Given that all ideas and knowledge often gain their value from having currency, they yield no value to the originator if they are not disseminated in some form.
Likewise from a more altruistic perspective, society – and the world at large – is unable to benefit from the knowledge of an innovator if they do not share it in some way.
The boundaries that deliniate the propagation and spreading of knowledge from its unlawful (or unfair?) misuse through theft are often not as clear as both the originators and re-users of knowledge may like it to be.
Academics, for example, often do not plan or stand to make a direct profit from the ideas that they hold. They publish their works, knowing well that it is past research combined with a unique set of experiences that has afforded them the background and knowledge to produce a potentially innovative idea.
Yet while the copying of physical goods (such as the pirating of CDs and DVDs, or counterfeit branded goods) seems to represent a more blatant infringement than would a movie director taking an idea from film she has previously seen, or a fashion designer using older designs as the basis for new ones, ideas themselves are still very much subject to litigation.
On the 8 March 2007, the Nihon Keizai Shimbun 3M in the US have brought a case of patent infringement to the US International Trade Commission (ITC) against 11 Japanese, American, and Chinese companies including Sony, Hitachi, Matsushita, and Renbo. According to the article (on page 3 of the evening edition), 3M had developed cathodes that allowed for the safe and stable recharging of lithium ion batteries, receiving 2 patents in November 2005. 3M believes the batteries used in the above firms laptop computers now infringes on this patent and are calling for their importation and sale to be stopped.

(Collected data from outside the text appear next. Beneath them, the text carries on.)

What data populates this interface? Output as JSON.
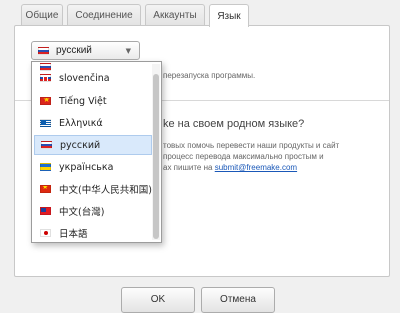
{
  "tabs": [
    {
      "label": "Общие",
      "active": false
    },
    {
      "label": "Соединение",
      "active": false
    },
    {
      "label": "Аккаунты",
      "active": false
    },
    {
      "label": "Язык",
      "active": true
    }
  ],
  "language": {
    "selected": {
      "label": "русский",
      "flag": "ru-flag-icon"
    },
    "dropdown_items": [
      {
        "label": "slovenčina",
        "flag": "sk-flag-icon"
      },
      {
        "label": "Tiếng Việt",
        "flag": "vn-flag-icon"
      },
      {
        "label": "Ελληνικά",
        "flag": "gr-flag-icon"
      },
      {
        "label": "русский",
        "flag": "ru-flag-icon",
        "selected": true
      },
      {
        "label": "українська",
        "flag": "ua-flag-icon"
      },
      {
        "label": "中文(中华人民共和国)",
        "flag": "cn-flag-icon"
      },
      {
        "label": "中文(台灣)",
        "flag": "tw-flag-icon"
      },
      {
        "label": "日本語",
        "flag": "jp-flag-icon"
      }
    ]
  },
  "background": {
    "restart_note": "перезапуска программы.",
    "heading": "ke на своем родном языке?",
    "line1": "товых помочь перевести наши продукты и сайт",
    "line2": "процесс перевода максимально простым и",
    "line3_prefix": "ах пишите на",
    "email": "submit@freemake.com"
  },
  "buttons": {
    "ok": "OK",
    "cancel": "Отмена"
  },
  "colors": {
    "selection": "#d9e9fb",
    "link": "#1a58b8"
  }
}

While high-tech/IT industries are bound to be fraught with IP litigation, the fashion industry provides an example of a sector that does not exhibit such a trend in protecting Intellectual Property Rights and litigating against its infringement (so far as the ‘ideas’ are concerned).
An article in the Taipei Times outlines a paper published by Raustiala and Sprigman, which explains how the fashion industry functions without much IPR protection.
The fashion industry can survive without intellectual property protection because of two interacting factors that they refer to as “induced obsolescence” and “anchoring.”
Raustiala and Sprigman argue that this very lack of intellectual property protection actually promotes the vibrancy of the industry.
So while it is bound to be context and industry-specific, the extent to which learning, referencing, and even ‘honouring’ can be separated from the acts of mimicking, copying, and stealing, is still an open question.